Hi! Just started the old bash programming...I have got a bit stuck.

I wanted to create a menu where by a user can type the name of a file they wish to view.

The problem I have is that the file doesn't seem to either get saved to the variable, isn't retrieved from the variable, or there is a problem with the file's location. The file I would want users to open is located in the same directory as the script itself.

The code is as follows:-

#!/bin/bash

#Filename: quit_example



quit=n

while [ "$quit" = "n" ]

do

   clear

   echo

   echo "1. Show date"

   echo "2. Show hostname"

   echo "3. Display text file"

   echo "Q. Quit"

   echo

   echo "Enter choice"

   read choice

case $choice in

   1) date

      echo "Hit Enter to carry on"

      read junk;;

   2) hostname

      echo "Hit Enter to carry on"

      read junk;;

   3) echo "Enter file name to be displayed"

      read $filename

           if [ -r "$filename" -a -f "$filename" ]

             then

               clear

             cat $filename

            else

      echo "Cannot display $filename"

           fi

     echo "Hit Enter to carry on"

     read junk;;

   Q|q)quit=y;;

esac

done

Would anyone be able to show me where I am going wrong?

Cheers,

Trufla

Quote:

Originally Posted by trufla

  #!/bin/bash

  #Filename: quit_example

  

  quit=n

  while [ "$quit" = "n" ]

  do

     clear

     echo

     echo "1. Show date"

     echo "2. Show hostname"

     echo "3. Display text file"

     echo "Q. Quit"

     echo

     echo "Enter choice"

     read choice

  case $choice in

     1) date

        echo "Hit Enter to carry on"

        read junk;;

     2) hostname

        echo "Hit Enter to carry on"

        read junk;;

     3) echo "Enter file name to be displayed"

        read $filename

             if [ -r "$filename" -a -f "$filename" ]

               then

                 clear

               cat $filename

              else

        echo "Cannot display $filename"

             fi

       echo "Hit Enter to carry on"

       read junk;;

     Q|q)quit=y;;

  esac

  done

   #!/bin/bash

   #Filename: quit_example

   

   quit=n

   while [ "$quit" = "n" ]

   do

      clear

      echo

      echo "1. Show date"

      echo "2. Show hostname"

      echo "3. Display text file"

      echo "Q. Quit"

      echo

      echo "Enter choice"

      read choice

   case $choice in

      1) date

         echo "Hit Enter to carry on"

         read junk;;

      2) hostname

         echo "Hit Enter to carry on"

         read junk;;

      3) echo "Enter file name to be displayed"

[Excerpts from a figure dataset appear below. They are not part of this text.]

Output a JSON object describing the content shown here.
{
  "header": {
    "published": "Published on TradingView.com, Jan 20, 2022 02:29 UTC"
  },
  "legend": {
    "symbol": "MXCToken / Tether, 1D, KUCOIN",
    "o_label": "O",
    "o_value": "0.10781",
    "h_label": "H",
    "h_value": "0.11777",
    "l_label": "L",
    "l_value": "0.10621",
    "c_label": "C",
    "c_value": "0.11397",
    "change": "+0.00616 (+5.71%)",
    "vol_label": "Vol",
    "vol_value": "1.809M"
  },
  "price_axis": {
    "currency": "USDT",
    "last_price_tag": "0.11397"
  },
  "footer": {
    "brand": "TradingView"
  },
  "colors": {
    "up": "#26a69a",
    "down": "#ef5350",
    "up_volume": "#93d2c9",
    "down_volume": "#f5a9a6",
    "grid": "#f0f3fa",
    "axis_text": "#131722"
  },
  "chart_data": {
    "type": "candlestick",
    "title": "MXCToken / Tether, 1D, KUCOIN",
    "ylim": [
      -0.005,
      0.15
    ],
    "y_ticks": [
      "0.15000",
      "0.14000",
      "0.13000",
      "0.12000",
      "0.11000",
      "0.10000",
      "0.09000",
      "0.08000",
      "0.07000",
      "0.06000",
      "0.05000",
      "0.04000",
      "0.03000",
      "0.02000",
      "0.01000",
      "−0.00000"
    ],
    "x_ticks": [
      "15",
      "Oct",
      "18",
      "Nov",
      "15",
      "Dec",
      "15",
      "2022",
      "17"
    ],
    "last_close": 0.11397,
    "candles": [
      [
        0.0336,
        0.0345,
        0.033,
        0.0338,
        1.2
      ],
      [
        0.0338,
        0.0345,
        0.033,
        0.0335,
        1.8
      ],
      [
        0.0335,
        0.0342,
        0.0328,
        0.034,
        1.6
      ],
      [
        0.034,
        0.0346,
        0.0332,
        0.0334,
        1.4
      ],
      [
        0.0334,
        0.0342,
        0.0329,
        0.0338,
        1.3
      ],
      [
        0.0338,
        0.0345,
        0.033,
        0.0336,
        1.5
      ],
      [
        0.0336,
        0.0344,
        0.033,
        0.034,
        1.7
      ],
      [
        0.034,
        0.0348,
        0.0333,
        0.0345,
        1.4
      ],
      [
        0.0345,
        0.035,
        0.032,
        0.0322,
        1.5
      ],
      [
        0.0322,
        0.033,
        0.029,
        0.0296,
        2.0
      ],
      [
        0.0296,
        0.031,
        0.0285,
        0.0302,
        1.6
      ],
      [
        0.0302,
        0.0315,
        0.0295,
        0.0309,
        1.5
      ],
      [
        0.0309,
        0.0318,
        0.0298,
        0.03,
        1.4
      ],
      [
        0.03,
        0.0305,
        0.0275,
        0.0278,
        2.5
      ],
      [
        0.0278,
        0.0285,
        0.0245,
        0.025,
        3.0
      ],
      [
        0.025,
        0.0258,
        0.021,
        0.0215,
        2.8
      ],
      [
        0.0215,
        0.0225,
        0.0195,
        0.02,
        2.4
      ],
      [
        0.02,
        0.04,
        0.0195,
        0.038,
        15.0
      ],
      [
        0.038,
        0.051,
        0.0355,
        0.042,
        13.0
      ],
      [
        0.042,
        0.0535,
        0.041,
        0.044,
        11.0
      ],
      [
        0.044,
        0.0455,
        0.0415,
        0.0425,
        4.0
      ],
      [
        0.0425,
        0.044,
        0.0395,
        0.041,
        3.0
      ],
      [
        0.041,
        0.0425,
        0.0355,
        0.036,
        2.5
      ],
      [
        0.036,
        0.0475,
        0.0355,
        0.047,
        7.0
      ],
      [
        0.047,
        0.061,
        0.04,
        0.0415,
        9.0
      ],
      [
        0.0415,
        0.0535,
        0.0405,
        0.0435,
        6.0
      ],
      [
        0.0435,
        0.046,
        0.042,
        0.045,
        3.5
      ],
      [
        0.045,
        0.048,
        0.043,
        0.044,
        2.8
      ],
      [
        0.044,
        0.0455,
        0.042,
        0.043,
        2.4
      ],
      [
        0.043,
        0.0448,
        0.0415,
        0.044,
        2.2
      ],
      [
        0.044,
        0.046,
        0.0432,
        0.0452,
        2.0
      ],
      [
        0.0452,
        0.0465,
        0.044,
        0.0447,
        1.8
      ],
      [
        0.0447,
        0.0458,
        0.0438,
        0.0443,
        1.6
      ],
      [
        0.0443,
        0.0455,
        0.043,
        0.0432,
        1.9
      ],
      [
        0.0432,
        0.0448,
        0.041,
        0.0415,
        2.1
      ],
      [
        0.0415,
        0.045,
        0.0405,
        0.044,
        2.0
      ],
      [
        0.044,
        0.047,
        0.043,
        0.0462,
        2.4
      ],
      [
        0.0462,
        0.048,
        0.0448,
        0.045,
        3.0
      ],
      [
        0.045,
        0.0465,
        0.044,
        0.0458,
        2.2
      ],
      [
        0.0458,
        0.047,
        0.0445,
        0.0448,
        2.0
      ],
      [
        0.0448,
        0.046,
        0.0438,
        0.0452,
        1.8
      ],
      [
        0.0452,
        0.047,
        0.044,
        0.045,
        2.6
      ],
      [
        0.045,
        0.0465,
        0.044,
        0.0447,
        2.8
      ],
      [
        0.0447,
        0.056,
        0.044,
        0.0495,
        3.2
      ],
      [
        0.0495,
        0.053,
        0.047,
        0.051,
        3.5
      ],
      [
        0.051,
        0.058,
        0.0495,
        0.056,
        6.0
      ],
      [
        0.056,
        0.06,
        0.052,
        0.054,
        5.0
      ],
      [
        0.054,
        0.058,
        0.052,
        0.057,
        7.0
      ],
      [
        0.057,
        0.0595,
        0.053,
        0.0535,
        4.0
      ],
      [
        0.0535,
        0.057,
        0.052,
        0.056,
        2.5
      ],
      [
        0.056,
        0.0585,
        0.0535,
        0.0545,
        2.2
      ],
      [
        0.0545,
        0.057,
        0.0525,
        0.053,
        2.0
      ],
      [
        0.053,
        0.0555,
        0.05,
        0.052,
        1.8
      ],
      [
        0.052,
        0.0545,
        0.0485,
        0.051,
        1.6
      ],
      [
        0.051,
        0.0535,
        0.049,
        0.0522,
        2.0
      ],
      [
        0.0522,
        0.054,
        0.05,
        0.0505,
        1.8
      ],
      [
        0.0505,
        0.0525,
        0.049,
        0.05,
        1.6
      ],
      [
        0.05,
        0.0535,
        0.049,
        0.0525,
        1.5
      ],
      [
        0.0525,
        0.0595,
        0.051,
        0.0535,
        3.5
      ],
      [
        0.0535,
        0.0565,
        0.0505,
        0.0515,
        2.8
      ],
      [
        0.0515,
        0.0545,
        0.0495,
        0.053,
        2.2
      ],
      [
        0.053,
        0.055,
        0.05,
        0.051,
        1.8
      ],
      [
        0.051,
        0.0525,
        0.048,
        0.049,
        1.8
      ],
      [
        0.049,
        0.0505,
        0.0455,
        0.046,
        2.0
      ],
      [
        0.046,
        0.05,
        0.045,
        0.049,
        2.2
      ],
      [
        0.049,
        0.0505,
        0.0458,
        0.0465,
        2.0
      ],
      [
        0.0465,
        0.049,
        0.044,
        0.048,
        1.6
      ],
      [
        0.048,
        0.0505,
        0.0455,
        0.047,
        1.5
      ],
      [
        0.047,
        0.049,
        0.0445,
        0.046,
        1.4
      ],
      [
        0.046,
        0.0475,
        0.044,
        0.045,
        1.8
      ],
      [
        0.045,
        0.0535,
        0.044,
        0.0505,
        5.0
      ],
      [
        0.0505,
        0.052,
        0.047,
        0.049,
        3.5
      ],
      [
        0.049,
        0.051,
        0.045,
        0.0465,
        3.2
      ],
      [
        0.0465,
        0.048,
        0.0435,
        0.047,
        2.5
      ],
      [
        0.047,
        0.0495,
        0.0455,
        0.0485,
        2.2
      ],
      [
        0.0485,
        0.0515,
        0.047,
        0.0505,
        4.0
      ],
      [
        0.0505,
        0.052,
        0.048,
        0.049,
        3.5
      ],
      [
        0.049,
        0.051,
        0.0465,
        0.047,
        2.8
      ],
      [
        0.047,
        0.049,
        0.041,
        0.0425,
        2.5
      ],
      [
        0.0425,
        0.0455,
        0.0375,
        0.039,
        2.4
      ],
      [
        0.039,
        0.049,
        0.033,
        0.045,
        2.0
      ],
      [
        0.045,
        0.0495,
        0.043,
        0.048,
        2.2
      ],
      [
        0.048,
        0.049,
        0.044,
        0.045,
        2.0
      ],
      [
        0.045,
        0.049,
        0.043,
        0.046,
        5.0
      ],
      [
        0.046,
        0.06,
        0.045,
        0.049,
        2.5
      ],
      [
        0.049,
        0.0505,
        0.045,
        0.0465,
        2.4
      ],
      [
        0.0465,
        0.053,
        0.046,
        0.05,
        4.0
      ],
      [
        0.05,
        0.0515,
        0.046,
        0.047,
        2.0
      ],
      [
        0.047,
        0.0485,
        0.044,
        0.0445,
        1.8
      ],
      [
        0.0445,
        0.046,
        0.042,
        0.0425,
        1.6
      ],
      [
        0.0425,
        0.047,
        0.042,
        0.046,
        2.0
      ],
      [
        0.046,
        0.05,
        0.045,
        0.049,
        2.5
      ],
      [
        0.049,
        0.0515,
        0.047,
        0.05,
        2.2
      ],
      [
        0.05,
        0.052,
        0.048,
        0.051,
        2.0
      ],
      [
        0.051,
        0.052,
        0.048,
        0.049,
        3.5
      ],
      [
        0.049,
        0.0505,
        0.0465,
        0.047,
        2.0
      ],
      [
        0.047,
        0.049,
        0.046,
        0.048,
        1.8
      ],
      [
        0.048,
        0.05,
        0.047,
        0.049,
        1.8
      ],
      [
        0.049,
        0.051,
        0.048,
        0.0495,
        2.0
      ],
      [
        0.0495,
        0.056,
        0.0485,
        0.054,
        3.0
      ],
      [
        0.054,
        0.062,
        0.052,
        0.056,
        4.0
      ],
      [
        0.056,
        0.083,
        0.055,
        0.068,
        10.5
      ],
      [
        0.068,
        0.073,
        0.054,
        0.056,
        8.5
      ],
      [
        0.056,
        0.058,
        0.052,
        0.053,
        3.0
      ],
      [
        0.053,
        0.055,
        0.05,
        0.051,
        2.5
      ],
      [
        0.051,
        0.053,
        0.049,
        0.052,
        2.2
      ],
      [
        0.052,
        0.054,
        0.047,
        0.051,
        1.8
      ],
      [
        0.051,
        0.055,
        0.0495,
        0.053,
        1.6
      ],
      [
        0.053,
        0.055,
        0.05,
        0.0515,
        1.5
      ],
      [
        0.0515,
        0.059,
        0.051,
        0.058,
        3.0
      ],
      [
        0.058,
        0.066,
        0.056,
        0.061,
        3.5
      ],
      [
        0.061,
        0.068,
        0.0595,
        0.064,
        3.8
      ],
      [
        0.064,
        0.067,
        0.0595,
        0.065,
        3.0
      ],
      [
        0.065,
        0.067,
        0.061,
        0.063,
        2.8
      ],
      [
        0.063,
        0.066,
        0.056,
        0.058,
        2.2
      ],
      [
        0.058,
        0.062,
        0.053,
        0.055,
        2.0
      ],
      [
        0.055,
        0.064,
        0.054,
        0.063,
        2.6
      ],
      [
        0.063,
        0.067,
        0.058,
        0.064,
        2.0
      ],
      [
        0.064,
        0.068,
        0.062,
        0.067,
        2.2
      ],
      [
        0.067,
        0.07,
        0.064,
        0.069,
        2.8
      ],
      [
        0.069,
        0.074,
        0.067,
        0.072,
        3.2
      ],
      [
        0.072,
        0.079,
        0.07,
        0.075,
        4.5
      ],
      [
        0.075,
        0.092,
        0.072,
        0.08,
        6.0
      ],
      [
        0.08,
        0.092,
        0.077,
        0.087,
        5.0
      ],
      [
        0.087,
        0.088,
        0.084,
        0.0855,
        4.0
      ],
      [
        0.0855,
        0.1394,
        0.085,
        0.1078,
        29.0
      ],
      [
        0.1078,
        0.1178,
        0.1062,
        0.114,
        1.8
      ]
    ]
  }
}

 read filename // <<<==== the problem was that you had read $filename and you dont need the $ in the variable name when reading into it :)

              if [ -r "$filename" -a -f "$filename" ]

                then

                  clear

                cat $filename

               else

         echo "Cannot display $filename"

              fi

        echo "Hit Enter to carry on"

        read junk;;

      Q|q)quit=y;;

   esac

   done

look for the //<<<<<===== in my code to show you what i did and it works fine now :)